Nonetheless, although our globalized environment shows that mass access to distraction is a reality—that everything is visible, negotiable, communicable, and consumable—our own awareness tells us that the least visible is the most neglected, the most enduring, and the most unpredictable.

If artistic practice does not introduce elements of discontinuity and difference into the works, if they do not offer deviations in the face of the abuses of media operations, they simulate and replace art itself—and disqualify reflection on art. Perhaps something different might emerge in the link between aesthetics and ethics. I don’t have a crystal ball (laughs).


M.Z. This reminds me of a quote from your book: “art makes sense if it transforms meaning”. Yet I also think about the entire art system that legitimizes practices and objects—something clearly addressed by Dickie and others. Do you think this system of legitimization, its networks and relationships, are the only paths that allow this “transformation of meaning” you speak of? How could such transformation occur?

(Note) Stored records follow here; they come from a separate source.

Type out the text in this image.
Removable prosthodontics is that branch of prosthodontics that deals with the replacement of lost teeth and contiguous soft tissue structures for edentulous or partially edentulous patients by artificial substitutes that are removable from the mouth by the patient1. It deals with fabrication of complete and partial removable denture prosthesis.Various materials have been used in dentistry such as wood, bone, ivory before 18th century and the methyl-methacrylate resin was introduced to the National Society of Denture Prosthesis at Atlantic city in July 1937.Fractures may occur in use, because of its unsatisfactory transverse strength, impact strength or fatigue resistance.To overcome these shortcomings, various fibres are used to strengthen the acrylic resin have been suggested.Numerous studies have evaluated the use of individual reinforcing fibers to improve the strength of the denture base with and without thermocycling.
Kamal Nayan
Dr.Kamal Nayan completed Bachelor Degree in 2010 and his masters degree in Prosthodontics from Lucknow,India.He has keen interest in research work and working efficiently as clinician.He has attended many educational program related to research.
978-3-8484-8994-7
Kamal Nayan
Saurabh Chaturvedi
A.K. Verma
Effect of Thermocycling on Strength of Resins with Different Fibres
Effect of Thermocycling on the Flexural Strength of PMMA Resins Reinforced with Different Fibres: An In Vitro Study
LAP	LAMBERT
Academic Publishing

H.Z. I can imagine how the meaning of art might change through autonomous artistic practice and its results—the so-called artworks—but this doesn’t entail having a method or strategy. I believe the current institutional-economic art system, with its legitimations and canonizations, is not the driving force for transforming the meaning of art. On the contrary—it’s the best mechanism for maintaining art exactly as it is. Let’s say the current system wants to persist in being—which means persisting in its power, that is, its abuse of power.


M.Z. This collapse of values reminds me of your book’s title: “Marcel Duchamp and the Remnants of the Readymade”. Why the “remnants”?

H.Z. The era of the readymade is a hundred years old—only remnants remain. We work with what’s left of art history, of the avant-garde and neo-avant-garde movements. It would be naive and pretentious to believe that no floating remnants survived the wrecks and that we must or can create something original and true from nothing (as was claimed by vanguard dogmas that rejected the past). I’m more interested in the figure of the artist as mediator or intermediary—as interpreter or translator. As a fisherman of floating or sunken remnants.


M.Z. I’d like to propose a reconsideration of your approach to the remnants. In your book, you explain how Duchamp took industrial objects—objects outside the language of art at the time—and that’s precisely where the readymade found a new position in relation to both the avant-garde and traditional art references. It seems to me, now marking the centenary of Fountain, that the readymade has become a language in itself. We later see it evolve in Warhol and many contemporary artists. What do you think of this reinterpretation?

H.Z. I agree. When everyone can make readymades, it means it has become a genre—it has been trivialized. The society of spectacle is also the society of the simulacrum, of “everything counts equally.” Some artists, like Jeff Koons, are famous thanks to their readymades. If everything visible can become a visual artwork, if everything is valid and usable at any time and place, if what doesn’t communicate cannot exist, then everything must be visible, communicable, consumable, and recyclable. And spectators demand more and more.


M.Z. Do you think it’s worthwhile to look back—to reflect on artistic practices from a hundred years ago, like Duchamp’s Fountain?

H.Z. I try to live in the immediate present—here and now. I can’t forget the past (who can?), nor do I want to reject it, like the Futurists who toyed with the idea of burning museums and the city of Venice. I see some works by recent (Lucio Fontana) or distant (Diego Velázquez) artists as inexhaustible sources. I feel like an heir to many modern artists, probably because my gaze is no longer fully modern. I mean that if I consider myself an heir to Kasimir Malevich and Marcel Duchamp, it’s because I have distanced myself—I don’t share the spirit of the age I currently live in, here and now.